Here’s Jesse Jackson’s Plan for Diversity in Silicon Valley
Jesse Jackson is the first to admit he is not technologically inclined. “I have a rotary dial phone,” he tells me. But if you don’t need a weatherman to know which way the wind blows, you also don’t need an iPhone to understand the dismal state of diversity in the tech industry. He has charts and graphs. They aren’t pretty. "This is not reflective of our capacity,” Jackson said by phone ahead of a conference on diversity in tech. “That’s not a talent deficit. That’s an imagination deficit. It does not reflect the marketplace.” Not surprisingly, Jackson has a definite point-by-point plan, and describes it so efficiently, it’s like a verbal infographic.
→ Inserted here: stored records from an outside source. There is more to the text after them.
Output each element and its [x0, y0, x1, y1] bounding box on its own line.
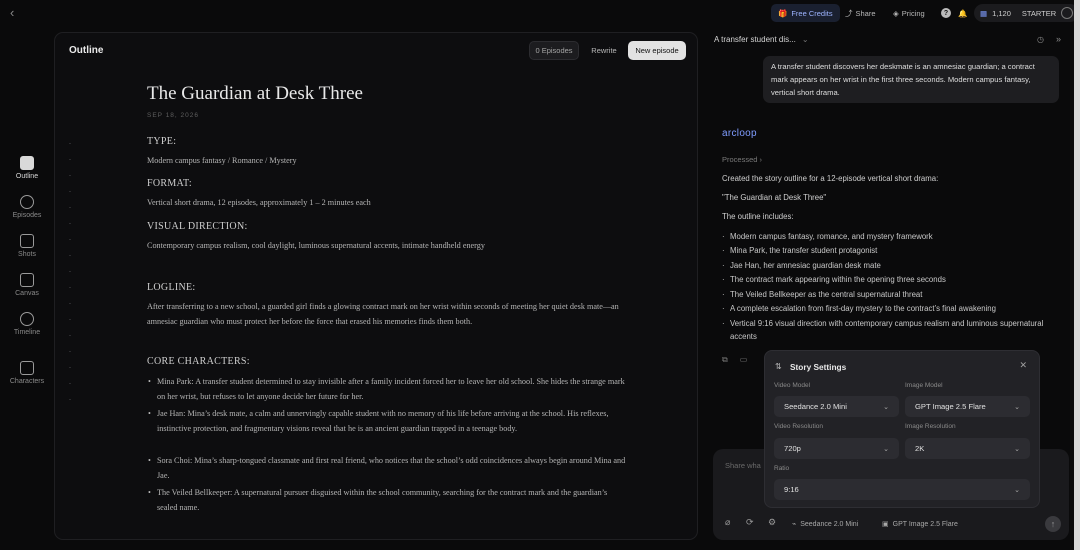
scrollbar[interactable]: [1074, 0, 1080, 550]
tag-icon: ◈: [893, 8, 899, 18]
story-settings-modal: ⇅ Story Settings ✕ Video Model Seedance …: [764, 350, 1040, 508]
chevron-down-icon: ⌄: [883, 403, 889, 411]
list-item: Sora Choi: Mina’s sharp-tongued classmat…: [147, 453, 627, 483]
list-item: Mina Park, the transfer student protagon…: [722, 245, 1060, 258]
share-icon: ⤴: [845, 8, 853, 18]
response-title: "The Guardian at Desk Three": [722, 193, 827, 202]
ratio-label: Ratio: [774, 465, 790, 472]
list-item: Vertical 9:16 visual direction with cont…: [722, 318, 1060, 343]
close-icon[interactable]: ✕: [1019, 360, 1027, 371]
modal-title: Story Settings: [790, 362, 847, 372]
rewrite-button[interactable]: Rewrite: [585, 41, 623, 60]
visual-text: Contemporary campus realism, cool daylig…: [147, 241, 485, 250]
nav-episodes[interactable]: Episodes: [4, 195, 50, 219]
list-item: The Veiled Bellkeeper: A supernatural pu…: [147, 485, 627, 515]
list-item: The Veiled Bellkeeper as the central sup…: [722, 289, 1060, 302]
help-icon[interactable]: ?: [941, 8, 951, 18]
canvas-icon: [20, 273, 34, 287]
thread-title[interactable]: A transfer student dis... ⌄: [714, 35, 809, 44]
gift-icon: 🎁: [778, 8, 788, 18]
camera-icon: [20, 234, 34, 248]
image-resolution-select[interactable]: 2K ⌄: [905, 438, 1030, 459]
bell-icon[interactable]: 🔔: [958, 4, 967, 22]
nav-outline[interactable]: Outline: [4, 156, 50, 180]
image-model-label: Image Model: [905, 382, 943, 389]
characters-icon: [20, 361, 34, 375]
logo: arcloop: [722, 128, 757, 139]
characters-heading: CORE CHARACTERS:: [147, 356, 250, 367]
episodes-count-button[interactable]: 0 Episodes: [529, 41, 579, 60]
type-heading: TYPE:: [147, 136, 177, 147]
chevron-down-icon: ⌄: [1014, 445, 1020, 453]
nav-shots[interactable]: Shots: [4, 234, 50, 258]
top-bar: ‹ 🎁 Free Credits ⤴ Share ◈ Pricing ? 🔔 ▦ 1,…: [0, 0, 1080, 26]
new-episode-button[interactable]: New episode: [628, 41, 686, 60]
document-title: The Guardian at Desk Three: [147, 83, 363, 104]
plan-badge: STARTER: [1021, 8, 1057, 18]
line-gutter: [69, 143, 71, 403]
send-button[interactable]: ↑: [1045, 516, 1061, 532]
nav-characters[interactable]: Characters: [4, 361, 50, 385]
comment-icon[interactable]: ▭: [740, 355, 748, 365]
user-message: A transfer student discovers her deskmat…: [763, 56, 1059, 103]
video-model-chip[interactable]: ⌁ Seedance 2.0 Mini: [786, 514, 864, 534]
image-resolution-label: Image Resolution: [905, 423, 956, 430]
video-resolution-select[interactable]: 720p ⌄: [774, 438, 899, 459]
chevron-down-icon: ⌄: [801, 35, 809, 44]
video-model-select[interactable]: Seedance 2.0 Mini ⌄: [774, 396, 899, 417]
logline-heading: LOGLINE:: [147, 282, 196, 293]
processed-status[interactable]: Processed ›: [722, 155, 762, 164]
list-item: Mina Park: A transfer student determined…: [147, 374, 627, 404]
document-icon: [20, 156, 34, 170]
settings-icon[interactable]: ⚙: [768, 517, 776, 528]
back-icon[interactable]: ‹: [10, 5, 14, 20]
nav-canvas[interactable]: Canvas: [4, 273, 50, 297]
credits-value: 1,120: [992, 8, 1011, 18]
outline-panel: Outline 0 Episodes Rewrite New episode T…: [54, 32, 698, 540]
message-actions: ⧉ ▭: [722, 355, 747, 365]
list-item: The contract mark appearing within the o…: [722, 274, 1060, 287]
share-button[interactable]: ⤴ Share: [845, 4, 876, 22]
coin-icon: ▦: [980, 8, 988, 18]
panel-title: Outline: [69, 45, 104, 56]
document-date: SEP 18, 2026: [147, 112, 199, 119]
refresh-icon[interactable]: ⟳: [746, 517, 754, 528]
user-menu[interactable]: ▦ 1,120 STARTER: [974, 4, 1080, 22]
prompt-input[interactable]: Share wha: [725, 461, 761, 470]
list-item: Jae Han, her amnesiac guardian desk mate: [722, 260, 1060, 273]
type-text: Modern campus fantasy / Romance / Myster…: [147, 156, 297, 165]
video-icon: ⌁: [792, 521, 797, 528]
format-text: Vertical short drama, 12 episodes, appro…: [147, 198, 371, 207]
logline-text: After transferring to a new school, a gu…: [147, 302, 619, 326]
history-icon[interactable]: ◷: [1037, 35, 1044, 44]
free-credits-button[interactable]: 🎁 Free Credits: [771, 4, 840, 22]
pricing-button[interactable]: ◈ Pricing: [893, 4, 925, 22]
chevron-down-icon: ⌄: [1014, 486, 1020, 494]
format-heading: FORMAT:: [147, 178, 192, 189]
list-item: Jae Han: Mina’s desk mate, a calm and un…: [147, 406, 627, 436]
sliders-icon: ⇅: [775, 362, 782, 371]
timeline-icon: [20, 312, 34, 326]
visual-heading: VISUAL DIRECTION:: [147, 221, 248, 232]
image-model-chip[interactable]: ▣ GPT Image 2.5 Flare: [876, 514, 964, 534]
nav-timeline[interactable]: Timeline: [4, 312, 50, 336]
episodes-icon: [20, 195, 34, 209]
attach-icon[interactable]: ⌀: [725, 517, 730, 528]
chevron-down-icon: ⌄: [883, 445, 889, 453]
video-model-label: Video Model: [774, 382, 811, 389]
ratio-select[interactable]: 9:16 ⌄: [774, 479, 1030, 500]
image-icon: ▣: [882, 521, 889, 528]
response-text: The outline includes:: [722, 212, 794, 221]
image-model-select[interactable]: GPT Image 2.5 Flare ⌄: [905, 396, 1030, 417]
avatar: [1061, 7, 1074, 19]
response-text: Created the story outline for a 12-episo…: [722, 174, 939, 183]
collapse-icon[interactable]: »: [1056, 34, 1061, 44]
copy-icon[interactable]: ⧉: [722, 355, 728, 365]
chevron-down-icon: ⌄: [1014, 403, 1020, 411]
video-resolution-label: Video Resolution: [774, 423, 824, 430]
list-item: Modern campus fantasy, romance, and myst…: [722, 231, 1060, 244]
list-item: A complete escalation from first-day mys…: [722, 303, 1060, 316]
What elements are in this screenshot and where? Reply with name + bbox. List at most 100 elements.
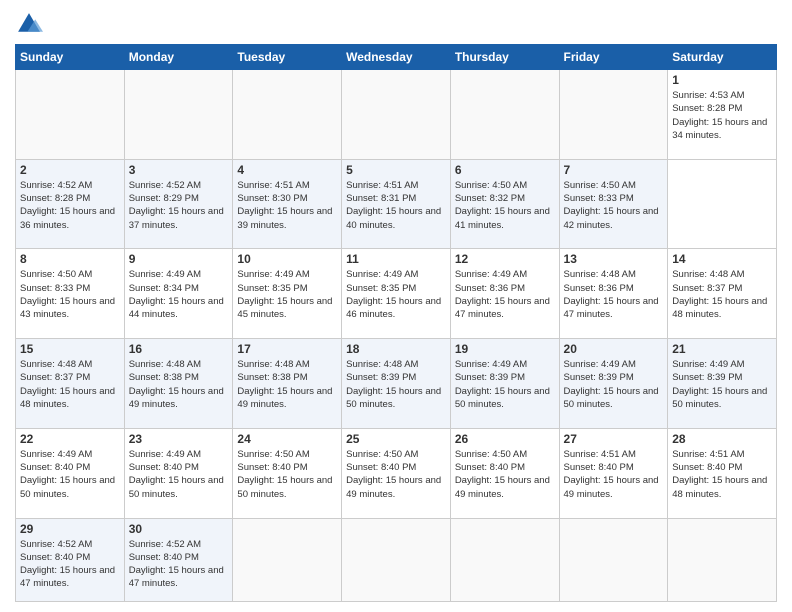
day-info: Sunrise: 4:48 AM Sunset: 8:38 PM Dayligh… (129, 358, 229, 411)
logo (15, 10, 47, 38)
calendar-cell: 23 Sunrise: 4:49 AM Sunset: 8:40 PM Dayl… (124, 428, 233, 518)
sunrise-label: Sunrise: 4:50 AM (20, 269, 92, 280)
day-number: 15 (20, 342, 120, 356)
sunset-label: Sunset: 8:36 PM (455, 283, 525, 294)
daylight-label: Daylight: 15 hours and 50 minutes. (20, 475, 115, 499)
day-info: Sunrise: 4:49 AM Sunset: 8:39 PM Dayligh… (564, 358, 664, 411)
sunrise-label: Sunrise: 4:52 AM (129, 180, 201, 191)
sunrise-label: Sunrise: 4:49 AM (129, 449, 201, 460)
sunrise-label: Sunrise: 4:49 AM (129, 269, 201, 280)
sunset-label: Sunset: 8:40 PM (129, 552, 199, 563)
day-number: 16 (129, 342, 229, 356)
sunset-label: Sunset: 8:38 PM (237, 372, 307, 383)
daylight-label: Daylight: 15 hours and 47 minutes. (455, 296, 550, 320)
calendar-cell: 17 Sunrise: 4:48 AM Sunset: 8:38 PM Dayl… (233, 339, 342, 429)
calendar-cell: 21 Sunrise: 4:49 AM Sunset: 8:39 PM Dayl… (668, 339, 777, 429)
calendar-cell (124, 70, 233, 160)
day-info: Sunrise: 4:52 AM Sunset: 8:40 PM Dayligh… (20, 538, 120, 591)
calendar-cell: 1 Sunrise: 4:53 AM Sunset: 8:28 PM Dayli… (668, 70, 777, 160)
calendar-cell (559, 70, 668, 160)
daylight-label: Daylight: 15 hours and 47 minutes. (20, 565, 115, 589)
sunrise-label: Sunrise: 4:49 AM (237, 269, 309, 280)
sunrise-label: Sunrise: 4:49 AM (672, 359, 744, 370)
day-of-week-header: Thursday (450, 45, 559, 70)
day-info: Sunrise: 4:48 AM Sunset: 8:37 PM Dayligh… (672, 268, 772, 321)
day-number: 10 (237, 252, 337, 266)
daylight-label: Daylight: 15 hours and 50 minutes. (672, 386, 767, 410)
sunrise-label: Sunrise: 4:52 AM (20, 539, 92, 550)
sunset-label: Sunset: 8:37 PM (672, 283, 742, 294)
calendar-cell: 6 Sunrise: 4:50 AM Sunset: 8:32 PM Dayli… (450, 159, 559, 249)
day-number: 24 (237, 432, 337, 446)
day-number: 27 (564, 432, 664, 446)
sunrise-label: Sunrise: 4:50 AM (237, 449, 309, 460)
sunset-label: Sunset: 8:35 PM (237, 283, 307, 294)
daylight-label: Daylight: 15 hours and 48 minutes. (20, 386, 115, 410)
sunrise-label: Sunrise: 4:52 AM (20, 180, 92, 191)
calendar-cell: 4 Sunrise: 4:51 AM Sunset: 8:30 PM Dayli… (233, 159, 342, 249)
calendar-cell: 25 Sunrise: 4:50 AM Sunset: 8:40 PM Dayl… (342, 428, 451, 518)
calendar-cell: 2 Sunrise: 4:52 AM Sunset: 8:28 PM Dayli… (16, 159, 125, 249)
day-number: 21 (672, 342, 772, 356)
sunset-label: Sunset: 8:40 PM (237, 462, 307, 473)
day-info: Sunrise: 4:50 AM Sunset: 8:40 PM Dayligh… (346, 448, 446, 501)
calendar-cell: 9 Sunrise: 4:49 AM Sunset: 8:34 PM Dayli… (124, 249, 233, 339)
day-number: 1 (672, 73, 772, 87)
daylight-label: Daylight: 15 hours and 41 minutes. (455, 206, 550, 230)
sunrise-label: Sunrise: 4:51 AM (237, 180, 309, 191)
day-number: 6 (455, 163, 555, 177)
day-of-week-header: Sunday (16, 45, 125, 70)
calendar-header-row: SundayMondayTuesdayWednesdayThursdayFrid… (16, 45, 777, 70)
daylight-label: Daylight: 15 hours and 50 minutes. (129, 475, 224, 499)
daylight-label: Daylight: 15 hours and 44 minutes. (129, 296, 224, 320)
calendar-week-row: 15 Sunrise: 4:48 AM Sunset: 8:37 PM Dayl… (16, 339, 777, 429)
day-info: Sunrise: 4:48 AM Sunset: 8:39 PM Dayligh… (346, 358, 446, 411)
day-number: 12 (455, 252, 555, 266)
sunrise-label: Sunrise: 4:48 AM (564, 269, 636, 280)
day-info: Sunrise: 4:48 AM Sunset: 8:37 PM Dayligh… (20, 358, 120, 411)
sunset-label: Sunset: 8:40 PM (129, 462, 199, 473)
calendar-cell: 13 Sunrise: 4:48 AM Sunset: 8:36 PM Dayl… (559, 249, 668, 339)
day-number: 25 (346, 432, 446, 446)
sunset-label: Sunset: 8:33 PM (20, 283, 90, 294)
daylight-label: Daylight: 15 hours and 42 minutes. (564, 206, 659, 230)
calendar-cell (16, 70, 125, 160)
sunrise-label: Sunrise: 4:48 AM (237, 359, 309, 370)
day-of-week-header: Friday (559, 45, 668, 70)
calendar-week-row: 8 Sunrise: 4:50 AM Sunset: 8:33 PM Dayli… (16, 249, 777, 339)
daylight-label: Daylight: 15 hours and 34 minutes. (672, 117, 767, 141)
day-info: Sunrise: 4:49 AM Sunset: 8:40 PM Dayligh… (129, 448, 229, 501)
sunrise-label: Sunrise: 4:53 AM (672, 90, 744, 101)
calendar-cell: 27 Sunrise: 4:51 AM Sunset: 8:40 PM Dayl… (559, 428, 668, 518)
sunset-label: Sunset: 8:30 PM (237, 193, 307, 204)
daylight-label: Daylight: 15 hours and 50 minutes. (564, 386, 659, 410)
day-info: Sunrise: 4:51 AM Sunset: 8:40 PM Dayligh… (672, 448, 772, 501)
day-number: 29 (20, 522, 120, 536)
day-number: 19 (455, 342, 555, 356)
calendar-cell (450, 70, 559, 160)
daylight-label: Daylight: 15 hours and 50 minutes. (237, 475, 332, 499)
sunset-label: Sunset: 8:37 PM (20, 372, 90, 383)
sunrise-label: Sunrise: 4:52 AM (129, 539, 201, 550)
sunrise-label: Sunrise: 4:48 AM (672, 269, 744, 280)
day-number: 4 (237, 163, 337, 177)
daylight-label: Daylight: 15 hours and 39 minutes. (237, 206, 332, 230)
day-info: Sunrise: 4:52 AM Sunset: 8:29 PM Dayligh… (129, 179, 229, 232)
calendar-cell: 30 Sunrise: 4:52 AM Sunset: 8:40 PM Dayl… (124, 518, 233, 601)
day-number: 14 (672, 252, 772, 266)
page: SundayMondayTuesdayWednesdayThursdayFrid… (0, 0, 792, 612)
day-number: 18 (346, 342, 446, 356)
day-info: Sunrise: 4:49 AM Sunset: 8:36 PM Dayligh… (455, 268, 555, 321)
day-info: Sunrise: 4:50 AM Sunset: 8:40 PM Dayligh… (237, 448, 337, 501)
sunset-label: Sunset: 8:32 PM (455, 193, 525, 204)
header (15, 10, 777, 38)
sunset-label: Sunset: 8:29 PM (129, 193, 199, 204)
daylight-label: Daylight: 15 hours and 46 minutes. (346, 296, 441, 320)
calendar-cell (342, 70, 451, 160)
daylight-label: Daylight: 15 hours and 48 minutes. (672, 475, 767, 499)
sunset-label: Sunset: 8:38 PM (129, 372, 199, 383)
calendar-cell: 11 Sunrise: 4:49 AM Sunset: 8:35 PM Dayl… (342, 249, 451, 339)
calendar-cell: 19 Sunrise: 4:49 AM Sunset: 8:39 PM Dayl… (450, 339, 559, 429)
day-of-week-header: Monday (124, 45, 233, 70)
sunset-label: Sunset: 8:40 PM (20, 552, 90, 563)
First of all, he wants to know, why are they not recruiting at colleges beyond Stanford and USC? “At the tech levels, black colleges have been most proficient at training youth in these sciences, but [those students] are not recruited. Part of what we’ve worked out with Intel is to create a pipeline [between] Silicon Valley and black college campuses.” In addition to engineering jobs, Jackson pointed to numbers regarding support jobs at tech companies, which also lag behind national averages. “Overwhelmingly, there are non-tech jobs -- secretaries, advertising and marketing, legal work, accounting work -- we are fully capable of fulfilling. There’s been no plan for inclusion at non-tech levels.” And then there are corporate campuses. Why not build them in areas like Detroit (MI) that could use the boost and have underemployed populations? “Given what’s happening in Baltimore, it’s a great opportunity not just to rebuild a CVS but to build a tech center. We represent talent, location and growth.” Diversity is a trendy topic and, so far, the response from the Silicon Valley luminaries who attended the conference seems genuine -- the exclusion not a result of resistance, but of ignorance. “They were like one-eyed quarterbacks that can’t see half the field,” Jackson said of tech companies. “Silicon Valley has been looking eastward, [to the Far East -- Asia and India], not westward [America]. It was just a failure of imagination.”